Una seconda fase durante la quale l'immagine è totalmente assimilata e ciò che è percepito prende
il posto di ciò che è concepito. Se le immagini esistono, se esse sono essenziali per la
comunicazione e la comprensione sociale, ciò è perché esse sono, e non possono rimanere, senza
realtà. Dal momento che esse devono avere una realtà – in primis, per scopi meramente
comunicativi – noi ne troviamo una per loro, e non importa quale.

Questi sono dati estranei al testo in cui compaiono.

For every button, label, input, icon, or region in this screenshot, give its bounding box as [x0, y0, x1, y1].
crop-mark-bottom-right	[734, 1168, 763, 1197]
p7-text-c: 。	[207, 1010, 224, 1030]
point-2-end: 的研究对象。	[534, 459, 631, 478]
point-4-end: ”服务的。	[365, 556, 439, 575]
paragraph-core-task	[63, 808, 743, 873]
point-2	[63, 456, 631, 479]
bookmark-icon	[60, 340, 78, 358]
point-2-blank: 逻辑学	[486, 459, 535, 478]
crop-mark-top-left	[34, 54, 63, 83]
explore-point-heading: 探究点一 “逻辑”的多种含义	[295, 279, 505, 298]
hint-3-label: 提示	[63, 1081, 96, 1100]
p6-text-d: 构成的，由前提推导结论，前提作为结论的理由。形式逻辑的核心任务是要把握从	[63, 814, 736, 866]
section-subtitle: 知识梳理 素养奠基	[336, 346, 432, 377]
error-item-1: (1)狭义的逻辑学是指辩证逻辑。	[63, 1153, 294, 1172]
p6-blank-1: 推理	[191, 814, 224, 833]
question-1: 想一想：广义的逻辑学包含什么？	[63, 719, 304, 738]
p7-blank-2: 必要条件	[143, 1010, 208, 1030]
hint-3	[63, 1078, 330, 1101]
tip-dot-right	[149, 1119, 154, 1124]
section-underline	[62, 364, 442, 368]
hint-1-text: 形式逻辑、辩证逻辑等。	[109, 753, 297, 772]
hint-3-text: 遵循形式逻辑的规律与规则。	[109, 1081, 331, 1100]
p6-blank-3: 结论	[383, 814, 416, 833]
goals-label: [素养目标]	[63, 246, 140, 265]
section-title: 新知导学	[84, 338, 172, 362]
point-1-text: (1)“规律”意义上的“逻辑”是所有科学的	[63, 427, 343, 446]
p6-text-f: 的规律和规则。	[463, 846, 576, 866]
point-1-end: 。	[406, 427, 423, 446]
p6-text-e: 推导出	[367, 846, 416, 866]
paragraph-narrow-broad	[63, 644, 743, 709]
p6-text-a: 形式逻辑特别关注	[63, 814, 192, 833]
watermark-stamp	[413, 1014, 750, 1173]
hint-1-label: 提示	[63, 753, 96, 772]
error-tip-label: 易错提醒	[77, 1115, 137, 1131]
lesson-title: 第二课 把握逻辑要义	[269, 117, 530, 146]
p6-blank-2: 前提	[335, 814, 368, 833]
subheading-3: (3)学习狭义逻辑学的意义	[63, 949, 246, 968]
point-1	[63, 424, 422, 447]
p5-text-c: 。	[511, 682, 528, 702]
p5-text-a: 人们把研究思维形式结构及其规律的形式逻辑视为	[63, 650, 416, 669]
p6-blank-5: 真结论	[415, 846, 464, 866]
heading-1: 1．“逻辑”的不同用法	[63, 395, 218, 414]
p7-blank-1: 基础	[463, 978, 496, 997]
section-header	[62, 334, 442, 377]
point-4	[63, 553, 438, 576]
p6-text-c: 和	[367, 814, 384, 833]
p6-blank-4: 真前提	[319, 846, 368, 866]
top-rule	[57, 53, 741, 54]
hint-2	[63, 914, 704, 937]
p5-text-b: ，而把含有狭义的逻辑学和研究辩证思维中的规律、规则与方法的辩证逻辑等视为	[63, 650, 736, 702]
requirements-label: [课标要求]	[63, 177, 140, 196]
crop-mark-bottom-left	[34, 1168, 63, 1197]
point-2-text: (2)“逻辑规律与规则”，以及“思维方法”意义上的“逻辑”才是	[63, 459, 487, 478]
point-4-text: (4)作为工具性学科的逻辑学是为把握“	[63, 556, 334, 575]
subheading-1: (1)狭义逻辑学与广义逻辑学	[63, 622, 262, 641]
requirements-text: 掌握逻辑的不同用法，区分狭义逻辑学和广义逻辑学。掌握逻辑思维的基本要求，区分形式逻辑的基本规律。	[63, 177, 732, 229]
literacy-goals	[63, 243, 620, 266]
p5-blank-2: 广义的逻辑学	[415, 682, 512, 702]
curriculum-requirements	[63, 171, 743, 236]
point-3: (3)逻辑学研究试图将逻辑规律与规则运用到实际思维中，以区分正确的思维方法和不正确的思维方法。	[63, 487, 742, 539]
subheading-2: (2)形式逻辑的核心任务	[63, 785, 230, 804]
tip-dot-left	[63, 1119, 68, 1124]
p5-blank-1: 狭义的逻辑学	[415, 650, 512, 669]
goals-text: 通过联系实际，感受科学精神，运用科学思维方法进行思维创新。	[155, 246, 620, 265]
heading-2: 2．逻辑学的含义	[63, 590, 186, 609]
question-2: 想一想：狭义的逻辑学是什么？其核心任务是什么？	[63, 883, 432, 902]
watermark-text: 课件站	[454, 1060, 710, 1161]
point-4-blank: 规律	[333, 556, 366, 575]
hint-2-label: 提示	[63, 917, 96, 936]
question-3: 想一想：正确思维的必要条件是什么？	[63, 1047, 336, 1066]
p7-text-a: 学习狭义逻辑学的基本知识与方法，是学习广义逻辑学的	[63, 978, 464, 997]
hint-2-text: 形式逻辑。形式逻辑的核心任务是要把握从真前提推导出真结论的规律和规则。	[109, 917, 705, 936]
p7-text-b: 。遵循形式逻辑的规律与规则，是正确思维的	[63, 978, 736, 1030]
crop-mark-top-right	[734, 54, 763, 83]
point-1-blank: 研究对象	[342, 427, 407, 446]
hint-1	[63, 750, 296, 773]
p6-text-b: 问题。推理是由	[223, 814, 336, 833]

In questi processi un ruolo importare lo assume la memoria. Le esperienze e i ricordi non sono né
inerti né morti: essi sono dinamici e immortali. Ancoraggio e oggettivazione sono modi di
manipolare la memoria: il primo la mantiene in moto, continuamente immette e toglie oggetti,
persone ed eventi, che classifica secondo il tipo e che etichetta con un nome; il secondo processo
(oggettivazione) invece trae da essa concetti ed immagini per mescolarli e riprodurli nel mondo
esterno, per decifrare attraverso ciò che è già noto le cose che bisogna conoscere.